The Salma virus may be introduced when you download and run a trojan horse program disguised as a safe application or update. Or, you may open a malicious email attachment file. To prevent attacks like these, never open email messages from unverified senders or run programs unless you verify the developer.
What does the Salma ransomware do to my files?
Once introduced to your computer, the virus takes your files hostage by encrypting them and adding the .salma extension onto the names of your files. Any type of file may be encrypted, such as images, videos, presentations, spreadsheets, and documents. For example, an image.jpg file becomes image.jpg.salma.
The virus then generates a read_me.txt file in every folder that stores an infected file. The .TXT files are ransom notes that provide information explaining the hostile takeover of your files and how you can recover your files by paying a ransom (FileInfo does not recommend paying a ransom).
How to open a SALMA file
Since SALMA files are encrypted with AES-256 and RSA-1024 Asymmetric Encryption, you cannot open them.
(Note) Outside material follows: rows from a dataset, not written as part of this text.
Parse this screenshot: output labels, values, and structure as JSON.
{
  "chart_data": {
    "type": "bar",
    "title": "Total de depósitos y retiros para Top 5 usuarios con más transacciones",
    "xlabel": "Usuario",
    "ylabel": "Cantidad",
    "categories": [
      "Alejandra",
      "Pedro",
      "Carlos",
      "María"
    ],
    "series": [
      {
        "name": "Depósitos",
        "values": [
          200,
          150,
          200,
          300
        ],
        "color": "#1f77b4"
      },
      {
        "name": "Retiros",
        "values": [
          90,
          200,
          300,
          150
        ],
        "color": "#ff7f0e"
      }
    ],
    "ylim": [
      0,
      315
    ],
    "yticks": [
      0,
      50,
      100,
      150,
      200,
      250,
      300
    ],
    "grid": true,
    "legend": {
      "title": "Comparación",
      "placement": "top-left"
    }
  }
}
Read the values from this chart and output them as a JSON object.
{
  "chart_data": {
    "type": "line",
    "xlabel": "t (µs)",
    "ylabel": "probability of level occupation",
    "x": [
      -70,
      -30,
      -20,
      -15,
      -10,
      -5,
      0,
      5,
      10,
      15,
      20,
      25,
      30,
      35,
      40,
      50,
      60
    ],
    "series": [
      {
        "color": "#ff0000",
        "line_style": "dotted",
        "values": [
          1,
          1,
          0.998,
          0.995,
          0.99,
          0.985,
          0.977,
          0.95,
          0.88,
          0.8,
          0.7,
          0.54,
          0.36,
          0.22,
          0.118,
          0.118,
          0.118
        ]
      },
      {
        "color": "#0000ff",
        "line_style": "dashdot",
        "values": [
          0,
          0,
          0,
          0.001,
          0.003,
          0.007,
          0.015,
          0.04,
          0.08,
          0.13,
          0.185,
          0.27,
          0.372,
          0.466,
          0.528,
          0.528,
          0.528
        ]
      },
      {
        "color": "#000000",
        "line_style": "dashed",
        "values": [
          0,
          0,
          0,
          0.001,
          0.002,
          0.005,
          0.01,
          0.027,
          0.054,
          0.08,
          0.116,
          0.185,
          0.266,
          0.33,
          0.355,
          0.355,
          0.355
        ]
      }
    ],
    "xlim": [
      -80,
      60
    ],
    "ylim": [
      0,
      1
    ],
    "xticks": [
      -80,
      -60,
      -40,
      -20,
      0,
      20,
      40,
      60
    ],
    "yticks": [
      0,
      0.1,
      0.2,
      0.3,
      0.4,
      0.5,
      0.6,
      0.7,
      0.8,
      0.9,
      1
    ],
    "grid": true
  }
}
There is no program currently available that can decrypt SALMA files.
If your computer has been infected by Salma ransomware, the best option is to remove the ransomware and restore your files to their original state with a System Restore. However, performing a System Restore will cause you to lose any data since your last restore point. Therefore, you may want to back up data created since the last restore point.
FileInfo.com recommends you never pay a ransom to decrypt files encrypted by ransomware. Paying a ransom encourages ransomware distributors to continue their efforts, and there is no guarantee that paying a ransom will give you access to your files. Instead, you should restore your data from a recent backup created before the ransomware infected your computer.